At 4:00 P.M. the city sent back word that it would defend itself to the last extremity. At 4:15, therefore, the American batteries opened fire, the shouts of approval from the army drowning the roar of the guns. The bark of those “faithful bulldogs” was sweet music to their ears. Like “hungry lions in search of prey,” one soldier wrote, the mortar shells went “howling” to their mark. The batteries in the city answered in a blazing sheet of fire.11 Lieutenant Edmund Lafayette Hardcastle, of the class of 1846, watched in awe, stunned by the “one continual thunder of artillery.”12 His classmate, Parmenas Taylor Turnley, saw it by night and called it “one of the grandest scenes in warfare.”13
Artillery wasn’t Edmund Hardcastle’s job. He had arrived in Mexico with George Derby, his longtime section mate at the academy, and both had been assigned to General Scott’s staff as topographical engineers. But he had nothing to do at the moment, the army was short of artillery officers, and he knew how to command mortars—he had learned it at West Point. So at 4:00 the next morning he and Derby reported to the batteries and were soon commanding guns aimed at Vera Cruz.

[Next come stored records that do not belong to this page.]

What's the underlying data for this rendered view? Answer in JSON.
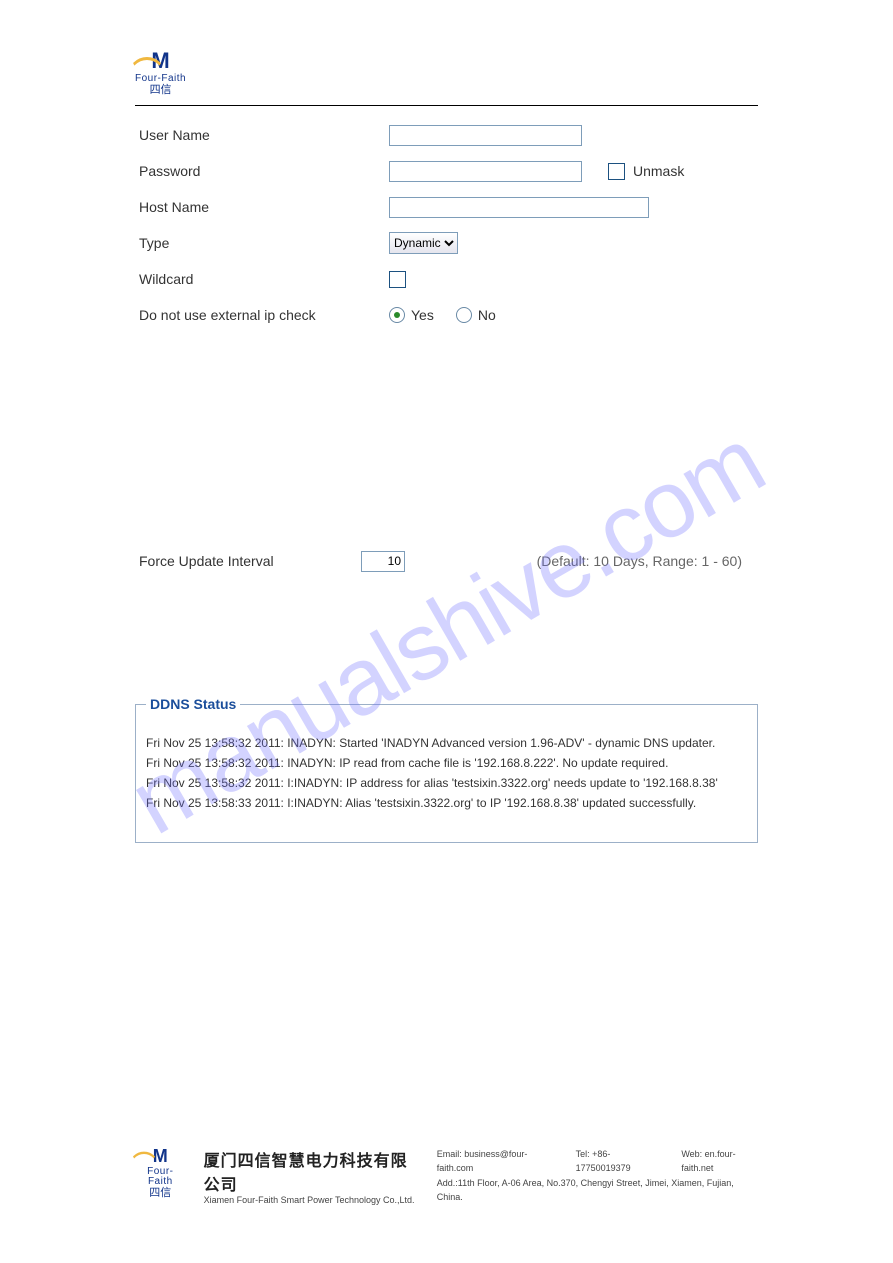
{
  "brand": {
    "name_en": "Four-Faith",
    "name_cjk": "四信"
  },
  "watermark": "manualshive.com",
  "form": {
    "username": {
      "label": "User Name",
      "value": ""
    },
    "password": {
      "label": "Password",
      "value": ""
    },
    "unmask_label": "Unmask",
    "hostname": {
      "label": "Host Name",
      "value": ""
    },
    "type": {
      "label": "Type",
      "selected": "Dynamic"
    },
    "wildcard": {
      "label": "Wildcard"
    },
    "ext_ip": {
      "label": "Do not use external ip check",
      "yes": "Yes",
      "no": "No"
    },
    "force_update": {
      "label": "Force Update Interval",
      "value": "10",
      "hint": "(Default: 10 Days, Range: 1 - 60)"
    }
  },
  "status": {
    "title": "DDNS Status",
    "lines": [
      "Fri Nov 25 13:58:32 2011: INADYN: Started 'INADYN Advanced version 1.96-ADV' - dynamic DNS updater.",
      "Fri Nov 25 13:58:32 2011: INADYN: IP read from cache file is '192.168.8.222'. No update required.",
      "Fri Nov 25 13:58:32 2011: I:INADYN: IP address for alias 'testsixin.3322.org' needs update to '192.168.8.38'",
      "Fri Nov 25 13:58:33 2011: I:INADYN: Alias 'testsixin.3322.org' to IP '192.168.8.38' updated successfully."
    ]
  },
  "footer": {
    "company_cn": "厦门四信智慧电力科技有限公司",
    "company_en": "Xiamen Four-Faith Smart Power Technology Co.,Ltd.",
    "email_label": "Email: business@four-faith.com",
    "tel_label": "Tel: +86-17750019379",
    "web_label": "Web: en.four-faith.net",
    "addr": "Add.:11th Floor, A-06 Area, No.370, Chengyi Street, Jimei, Xiamen, Fujian, China."
  }
}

In the night, the Mexicans slackened their cannonade. But as the sun rose over the sand hills, they opened up once more with a “terrible fire.” At about 10:00 in the morning their bombardment fell off again, but not its American counterpart. Peering through the smoke over his two mortars, Hardcastle saw that the shells from the American guns were bursting with ruinous effect in the city—tumbling steeples, shattering roofs, setting houses afire, and hurling immense fragments in the air.
By afternoon the enemy shot was coming down on the trenches as heavily as ever. Hardcastle’s battery was barricaded behind a breastwork erected by Captain Robert E. Lee and the ever-present engineers, but it was not shot-proof. Between firings, Hardcastle counted the cannon balls that had penetrated the embankment in front of him and were either visible or about to fall through. There were more than he cared to think about. He remembered uneasily that on the first afternoon of the cannonade an officer and a soldier had been killed at this same battery. As if to remind him, a cannonball hurtled through the narrow three feet of space that separated him from the captain of the battery. Both men, bending over at the time attending their duties, straightened and looked at one another, grateful for small favors.